Symbole de « libération » et de « souffrances » à la fois : faire du 8 mai, qui marque la capitulation nazie en 1945, un jour férié ne fait toujours pas consensus en Allemagne, où l’extrême-droite se fait entendre dans le débat mémoriel.
Loin des célébrations de la fin de la Seconde Guerre mondiale dans d’autres pays d’Europe, la sobriété sera de mise pour les commémorations allemandes jeudi : un discours du président Frank-Walter Steinmeier sous le dôme du Reichstag, des témoignages d’époque lus par les jeunes …
Et alors que le 8 mai est férié en France, République tchèque et Slovaquie, ainsi que le 9 dans une majorité de pays de l’ex-URSS, les Allemands travailleront.
Sauf à Berlin, qui a instauré un jour férié exceptionnel pour cette année anniversaire. La ville-État, où la capitulation a été signée dans la nuit du 8 au 9 mai 1945, avait déjà pris cette décision en 2020, pour les 75 ans de la fin du conflit.
Il s’agit, selon ses responsables, de « sensibiliser au fait que vivre en paix n’est jamais acquis ».
Il y a 40 ans
En 2020, une pétition lancée par Esther Bejarano, une rescapée juive d’Auschwitz, avait réclamé l’instauration d’un jour férié national à l’échelle de tout le pays.
Mais elle est décédée l’année suivante, et sa pétition, signée par seulement 12 000 personnes depuis, n’a jamais abouti.

Interrogé par l’AFP, l’historien Wolfgang Benz accueille l’idée avec « scepticisme », soulignant que la question du sens à donner au 8 mai en Allemagne a déjà « été discutée de manière approfondie il y a 40 ans, en 1985 ».
Cette année-là, le président de la RFA d’alors, Richard von Weizsäcker, avait prononcé un discours considéré comme un tournant dans la culture mémorielle allemande.
Il avait désigné le 8 mai 1945 comme jour de « libération du système qui méprise la dignité humaine érigé par la tyrannie national-socialiste » du régime d’Adolf Hitler.

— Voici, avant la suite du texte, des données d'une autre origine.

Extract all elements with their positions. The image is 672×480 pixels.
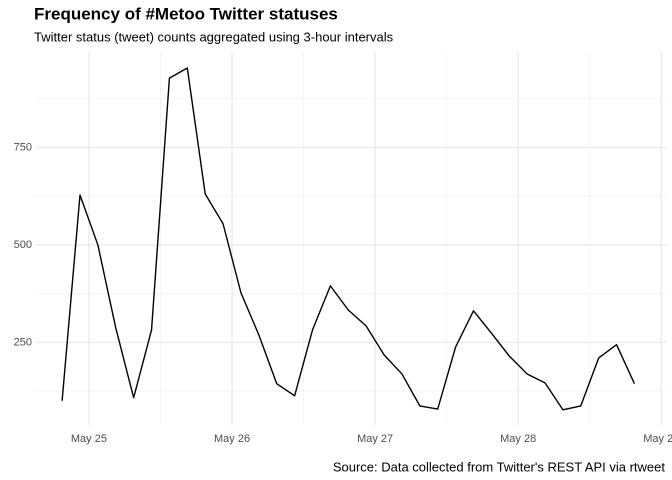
chart-title: Frequency of #Metoo Twitter statuses [34, 4, 338, 23]
chart-subtitle: Twitter status (tweet) counts aggregated… [34, 29, 394, 44]
y-tick-label: 250 [14, 336, 32, 348]
line-series [61, 67, 636, 411]
x-tick-label: May 25 [71, 433, 107, 445]
x-tick-label: May 29 [643, 433, 672, 445]
y-tick-label: 500 [14, 239, 32, 251]
x-tick-label: May 26 [214, 433, 250, 445]
x-tick-label: May 27 [357, 433, 393, 445]
y-tick-label: 750 [14, 141, 32, 153]
chart-caption: Source: Data collected from Twitter's RE… [333, 459, 666, 474]
x-tick-label: May 28 [500, 433, 536, 445]
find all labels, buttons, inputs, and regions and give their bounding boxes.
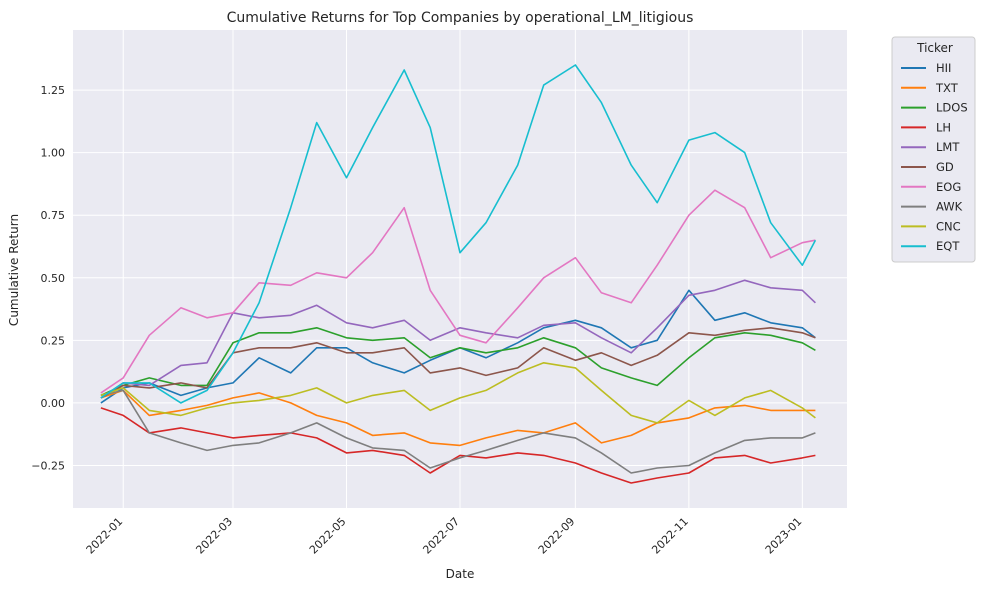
series-lines bbox=[100, 64, 817, 484]
y-tick-label: 0.00 bbox=[41, 397, 66, 410]
legend-label-lmt: LMT bbox=[936, 140, 960, 154]
legend-label-lh: LH bbox=[936, 120, 951, 134]
y-tick-label: −0.25 bbox=[31, 459, 65, 472]
y-tick-label: 0.75 bbox=[41, 209, 66, 222]
grid-lines bbox=[73, 30, 847, 508]
y-tick-label: 1.25 bbox=[41, 84, 66, 97]
chart-title: Cumulative Returns for Top Companies by … bbox=[227, 10, 694, 26]
series-line-awk bbox=[100, 389, 816, 474]
legend-label-txt: TXT bbox=[935, 81, 959, 95]
legend-label-ldos: LDOS bbox=[936, 101, 968, 115]
legend-box bbox=[891, 36, 976, 263]
series-line-ldos bbox=[100, 326, 816, 397]
series-line-lh bbox=[100, 407, 816, 484]
y-tick-label: 0.25 bbox=[41, 334, 66, 347]
series-line-eqt bbox=[100, 64, 817, 404]
series-line-gd bbox=[100, 326, 816, 399]
y-tick-label: 1.00 bbox=[41, 147, 66, 160]
legend-label-eqt: EQT bbox=[936, 239, 960, 253]
y-axis-label: Cumulative Return bbox=[7, 214, 21, 326]
legend-label-gd: GD bbox=[936, 160, 954, 174]
series-line-cnc bbox=[100, 361, 816, 424]
series-line-lmt bbox=[100, 279, 816, 399]
y-axis-ticks: −0.25 0.00 0.25 0.50 0.75 1.00 1.25 bbox=[31, 84, 65, 472]
legend: Ticker HII TXT LDOS LH LMT GD EOG AWK CNC EQT bbox=[891, 36, 976, 263]
legend-label-eog: EOG bbox=[936, 180, 961, 194]
series-line-eog bbox=[100, 189, 816, 394]
legend-label-hii: HII bbox=[936, 61, 951, 75]
y-tick-label: 0.50 bbox=[41, 272, 66, 285]
x-axis-label: Date bbox=[446, 567, 475, 581]
legend-label-cnc: CNC bbox=[936, 219, 961, 233]
legend-label-awk: AWK bbox=[936, 200, 963, 214]
legend-title: Ticker bbox=[916, 41, 953, 55]
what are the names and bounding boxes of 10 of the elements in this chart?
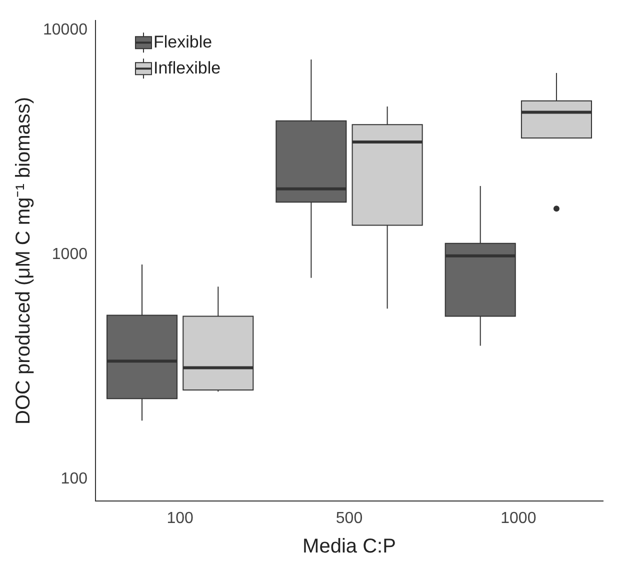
legend-label: Inflexible (153, 58, 221, 78)
x-tick-label: 500 (336, 510, 363, 527)
y-tick-label: 100 (60, 470, 88, 488)
y-axis-title: DOC produced (μM C mg⁻¹ biomass) (12, 96, 35, 424)
x-tick-label: 100 (166, 510, 194, 527)
y-tick-label: 1000 (52, 246, 88, 263)
y-tick-label: 10000 (42, 21, 88, 38)
x-axis-title: Media C:P (302, 536, 396, 558)
legend-label: Flexible (153, 32, 212, 52)
x-tick-label: 1000 (500, 510, 536, 527)
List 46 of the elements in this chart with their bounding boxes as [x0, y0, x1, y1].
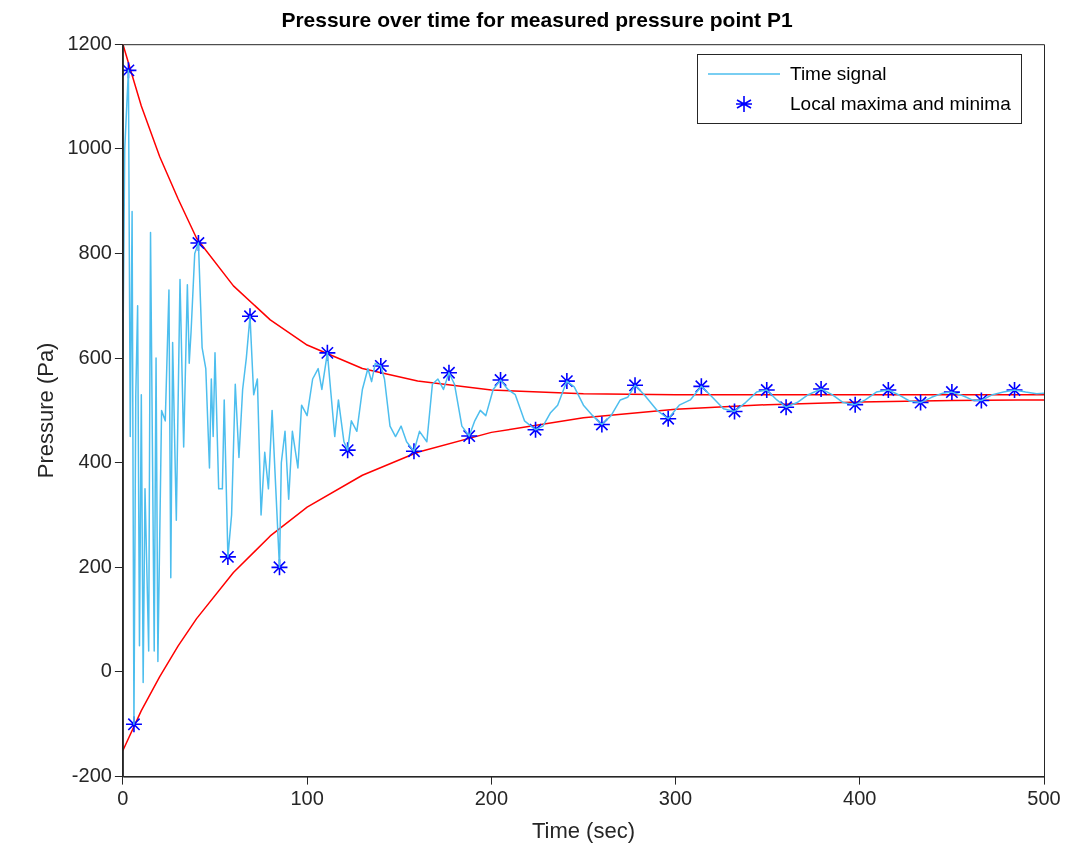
legend-label: Local maxima and minima: [790, 93, 1011, 116]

Cette mise au point tranchait avec une partie de la droite allemande qui voyait encore ce jour comme la défaite de l’Allemagne.
Mais les partisans de l’instauration d’un jour férié n’avaient pas poussé plus loin leur avantage, laissant ce débat en suspens.
« Complexité historique »
La faute à une « date ambivalente » et « difficile » qui « soulève la question de l’identité allemande », souligne l’Agence fédérale pour l’éducation civique (Bundeszentrale für politische Bildung)
Car le 8 mai 1945 marque aussi l’expulsion de millions d’Allemands, chassés de territoires restitués à la Pologne, la Tchécoslovaquie, la Hongrie, l’URSS ou la Roumanie.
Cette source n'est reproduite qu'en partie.